Post 3: Progress on Social Justice


The goal of Community Psychiatry PRIDE is to increase the access to and quality of mental health care in community-based agencies across Massachusetts, by conducting research that explores the disproportionate mental health burden in underserved communities. Community Psychiatry PRIDE is located in Chelsea, MA. Chelsea is one of the most densely populated cities in Massachusetts, with nearly a quarter of its 39,000 residents living in poverty. According to the Boston Globe article “As Chelsea begins to blossom, struggles remain”, as of 2015, there were 138 drug-related arrests and 45 overdoses in Bellingham Square district alone. As Chelsea struggles with crime, violence, and poverty, mental health is subsequently a concerning problem. Due to the limited financial and human resources, adequate and effective health care is often not provided to these communities in need.

Cognitive Behavioral Therapies (CBT) have been proven to be effective for a wide variety of psychiatric diagnoses, and have been used as a first-line treatment for a variety of mood and anxiety disorders. It is important to monitor treatment quality and make sure the treatment is delivered as intended. Some studies suggest that many providers do not implement CBT with fidelity. In fact, assessing fidelity on large scale has been a major challenge in implementation science. Through one project specifically–imAPP leveraging routine clinical materials and mobile technology to assess CBT quality–Community Psychiatry PRIDE aims to relieve the mental health burden in resource-constrained communities by developing a novel instrument to evaluate and improve the quality of CBT for anxiety, depression, and Post-Traumatic Stress Disorder (PTSD).

As a research assistant, I have been working on processing, storing, and tracking data for this project. Following data from weekly therapy session over three months, I have noticed how providers are getting familiar with this evidence-based treatment. Providers are continuously getting better at sticking to the manual protocol and incorporating CBT worksheets into therapy. It is also noticeable how patients benefit in terms of symptom improvements from the process. This study uses the Post-traumatic Stress Disorder Checklist-Specific (PCL-5) to assess PTSD symptoms. With the total scores ranging from 0-80, the DSM-V defined cutoff score for PTSD is 33. As I processed data from  early therapy sessions (i.e., protocol sessions 1 and 2), many of the patients scored over 60. The noticeable high scores of the PCL-5 within this sample demonstrates the mental health burden caused by the high rates of trauma in community settings. Patients reported seeing loved die in tragic accidents, sexual abuse, seeing a loved one overdose, being bullied, and being victims of physical assault. Through the therapy sessions, these patients’ PCL-5 scores decreased. Some patients even reported to score less than 10 at the end of the treatment!
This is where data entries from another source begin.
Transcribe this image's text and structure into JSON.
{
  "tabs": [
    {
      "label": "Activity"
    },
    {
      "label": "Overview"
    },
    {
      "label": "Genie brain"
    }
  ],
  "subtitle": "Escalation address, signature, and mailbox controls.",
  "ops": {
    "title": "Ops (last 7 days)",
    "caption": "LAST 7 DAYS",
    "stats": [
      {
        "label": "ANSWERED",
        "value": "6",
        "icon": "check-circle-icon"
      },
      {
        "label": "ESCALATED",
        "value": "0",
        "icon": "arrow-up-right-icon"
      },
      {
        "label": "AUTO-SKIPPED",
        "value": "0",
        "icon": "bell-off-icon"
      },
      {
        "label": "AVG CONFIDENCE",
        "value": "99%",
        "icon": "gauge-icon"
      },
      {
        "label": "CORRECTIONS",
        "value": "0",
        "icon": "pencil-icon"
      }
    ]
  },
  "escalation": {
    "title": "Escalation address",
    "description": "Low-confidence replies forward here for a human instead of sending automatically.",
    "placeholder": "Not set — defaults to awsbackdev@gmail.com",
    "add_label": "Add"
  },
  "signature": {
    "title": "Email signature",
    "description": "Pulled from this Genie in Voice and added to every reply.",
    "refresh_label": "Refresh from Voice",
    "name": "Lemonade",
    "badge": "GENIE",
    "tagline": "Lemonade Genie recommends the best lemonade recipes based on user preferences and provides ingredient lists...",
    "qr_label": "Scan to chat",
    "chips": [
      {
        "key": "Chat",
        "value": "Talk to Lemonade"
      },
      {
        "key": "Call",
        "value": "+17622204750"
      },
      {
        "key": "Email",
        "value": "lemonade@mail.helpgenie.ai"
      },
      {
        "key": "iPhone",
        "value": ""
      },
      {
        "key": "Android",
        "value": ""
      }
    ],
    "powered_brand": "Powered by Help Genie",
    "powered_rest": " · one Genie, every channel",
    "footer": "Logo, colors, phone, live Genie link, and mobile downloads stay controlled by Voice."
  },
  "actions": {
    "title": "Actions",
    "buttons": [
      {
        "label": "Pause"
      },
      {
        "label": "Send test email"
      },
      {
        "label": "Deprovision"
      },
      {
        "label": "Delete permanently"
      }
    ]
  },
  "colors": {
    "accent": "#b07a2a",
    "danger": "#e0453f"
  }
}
Besides working with hard copy data, I also processed, stored, and tracked data from Qualtrics, a secure App for data collection. Other than the exciting progress mentioned above, there were problems that drew our attention. Some providers randomized to App group were not using Qualtrics to input data at all, and when they were using Qualtrics, they sometimes did not use the App in the right way. This led to having some problematic data that needed additional steps to be fixed. This data included data that had incorrect patient ID and incomplete worksheets. This problem showed that there were multiple barriers to incorporate technology into treatment in community settings.

Another problem that we came across was the length of treatment. The treatment protocol was intended to be delivered in 12 therapy sessions, but many patients went  beyond 12 sessions. The repetition of session could mean that patients did not always show up in their session, or patients were not understanding the materials. This study is bringing attention to these situations that are specific to community settings.

As for my tasks for the imAPP study, properly organizing data avoided measurement errors and ensured future analyses to be accurate, thus correctly representing the community. Maintaining datasets helped continue the relationship between research based groups and community partners. When I tracked data, I monitored where each patient was at, thus helping the research team to keep their promise of payment for participants, prepare and deliver the next materials that providers needed, and schedule post-treatment interviews.

Another task I did earlier in this internship was printing and organizing Cognitive Processing Therapy (CPT) binders. In terms of organizing binders, useful information was extracted from the manual and I helped organize and print materials with different colors. This task facilitated providers to use CPT as we made it easier for providers to use CPT materials with their patients, and know what materials needed to be returned to the research staff. By providing materials to providers and strengthening the relationship between the research team and providers, I helped take steps towards decreasing the practice and research gap in the field of clinical psychology.

There are countless small steps building up to the high-end purpose of a study. Following along the process of one project has helped me to see how I had contributed to the whole process through small but meaningful efforts.